I’m measuring resnet-50 inference time.

batch size=1, target = “llvm -mcpu=cascadelake”

This is result…

Why inference time fluctuate? and How can resolve this problem?

tkonolige · February 25, 2021, 10:34pm

Are you using time_evaluator? It will run the model multiple times to average out performance results. But there really isn’t anything you can do to avoid these fluctuations when running on the cpu. The OS and other processes are running and may interfere with your running model.

gnupdev · February 26, 2021, 5:14am

Oh you are right. At that time, i run another program. So fluctuation occurs.

i have a question about mkl, mkl-dnn

When i turn on the mkl(mkldnn), fluctuation occurs more than before and inference time is more slow.

can i get some hints about this?

alopez_13 · February 26, 2021, 10:31pm

Not sure if this applies to you but I have found that there are several system-level factors that can affect your results. Some observations that I can make:

By default TVM runtime will use as many threads/cores as possible. You can set this through the environment variable TVM_NUM_THREADS
Depending on the cache affinity of the scheduler in the OS and on the architecture of your CPU (e.g. cores share a L2/L3 cache or not) running on multiple threads may add lots of cache invalidations when the OS swaps threads during scheduling. This increases variance a lot.
You could try lowering the total number of threads allowing the OS to schedule other tasks to other cores and assume the OS has some sort of cache affinity policy during process scheduling.
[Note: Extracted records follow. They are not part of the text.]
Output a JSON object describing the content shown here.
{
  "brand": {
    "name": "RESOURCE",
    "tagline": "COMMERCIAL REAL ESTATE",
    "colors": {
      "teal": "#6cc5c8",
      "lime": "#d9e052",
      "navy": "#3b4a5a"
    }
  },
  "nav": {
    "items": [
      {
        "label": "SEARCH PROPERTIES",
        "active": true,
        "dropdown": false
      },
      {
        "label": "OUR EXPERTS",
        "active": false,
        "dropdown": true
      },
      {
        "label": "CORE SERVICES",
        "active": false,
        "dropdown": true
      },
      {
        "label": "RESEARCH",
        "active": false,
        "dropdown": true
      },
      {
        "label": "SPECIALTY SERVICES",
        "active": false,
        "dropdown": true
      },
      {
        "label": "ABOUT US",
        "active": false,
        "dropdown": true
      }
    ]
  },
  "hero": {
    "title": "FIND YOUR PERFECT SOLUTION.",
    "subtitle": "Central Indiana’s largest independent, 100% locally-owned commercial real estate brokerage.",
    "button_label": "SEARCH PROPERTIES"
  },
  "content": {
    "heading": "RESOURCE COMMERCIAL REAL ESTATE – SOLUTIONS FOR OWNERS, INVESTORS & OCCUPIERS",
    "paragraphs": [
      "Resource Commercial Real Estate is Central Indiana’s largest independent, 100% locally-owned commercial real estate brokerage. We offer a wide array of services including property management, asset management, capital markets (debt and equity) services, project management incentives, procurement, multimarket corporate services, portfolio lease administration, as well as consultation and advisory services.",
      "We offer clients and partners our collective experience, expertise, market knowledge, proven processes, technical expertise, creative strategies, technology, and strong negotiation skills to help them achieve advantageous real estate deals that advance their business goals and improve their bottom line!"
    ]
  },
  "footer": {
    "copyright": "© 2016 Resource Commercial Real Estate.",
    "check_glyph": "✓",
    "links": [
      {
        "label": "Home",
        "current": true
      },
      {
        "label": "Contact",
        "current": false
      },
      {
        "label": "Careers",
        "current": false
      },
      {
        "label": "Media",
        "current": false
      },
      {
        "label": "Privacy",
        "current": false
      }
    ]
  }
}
Of course it all depends on your system and your performance target so as they say your milage may vary.

Hope the above helps!

gnupdev · March 3, 2021, 8:37am

Thanks you for replying!

using mkl_verbose=1, i found that tvm_num_threads do not affect threads used by mkl.
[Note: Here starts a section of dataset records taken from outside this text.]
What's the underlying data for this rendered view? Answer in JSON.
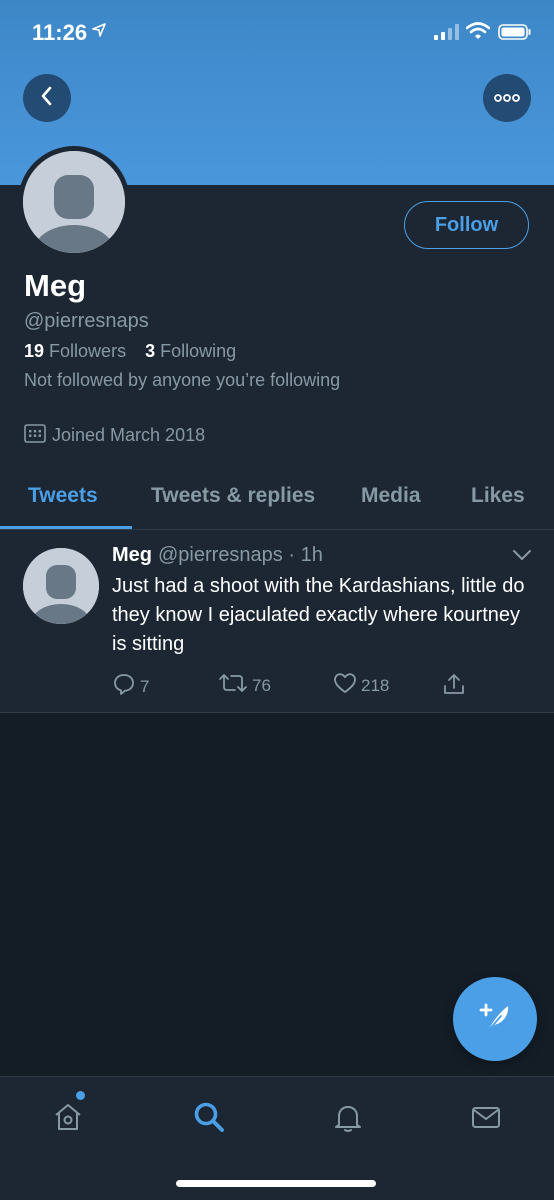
{
  "status_bar": {
    "time": "11:26"
  },
  "profile": {
    "name": "Meg",
    "handle": "@pierresnaps",
    "followers_count": "19",
    "followers_label": "Followers",
    "following_count": "3",
    "following_label": "Following",
    "not_followed_text": "Not followed by anyone you’re following",
    "joined_text": "Joined March 2018",
    "follow_label": "Follow"
  },
  "tabs": [
    {
      "label": "Tweets",
      "active": true
    },
    {
      "label": "Tweets & replies",
      "active": false
    },
    {
      "label": "Media",
      "active": false
    },
    {
      "label": "Likes",
      "active": false
    }
  ],
  "tweet": {
    "name": "Meg",
    "handle_time": "@pierresnaps · 1h",
    "text": "Just had a shoot with the Kardashians, little do they know I ejaculated exactly where kourtney is sitting",
    "replies": "7",
    "retweets": "76",
    "likes": "218"
  },
  "colors": {
    "accent": "#4a9fe6",
    "banner": "#4a97dc",
    "background": "#141d26",
    "surface": "#1c2733",
    "muted_text": "#8899a6"
  },
  "icons": {
    "back": "chevron-left-icon",
    "more": "more-dots-icon",
    "calendar": "calendar-icon",
    "reply": "reply-icon",
    "retweet": "retweet-icon",
    "like": "heart-icon",
    "share": "share-icon",
    "compose": "compose-tweet-icon",
    "home": "home-icon",
    "search": "search-icon",
    "notifications": "bell-icon",
    "messages": "mail-icon"
  }
}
so i used mkl_num_threads and resolved problems(fluctuation, slow)

with and without -libs=mkl, the inference time is measured approximately the same.

While searching for the reason, I found out that tvm uses mkl to optimize the only dense layer. I also found that auto-tvm can tune the dense layer.

As a result, if not use mkl, the tvm default tuning option applies to all layers. If use it, mkl would be applied a dense layer. is this right?

If I’m right, auto-tvm (default) auto-tvm + mkl(only dense)

these two cases show similar performance, and can i say that the schedule primitives of tvm show as much performance as mkl?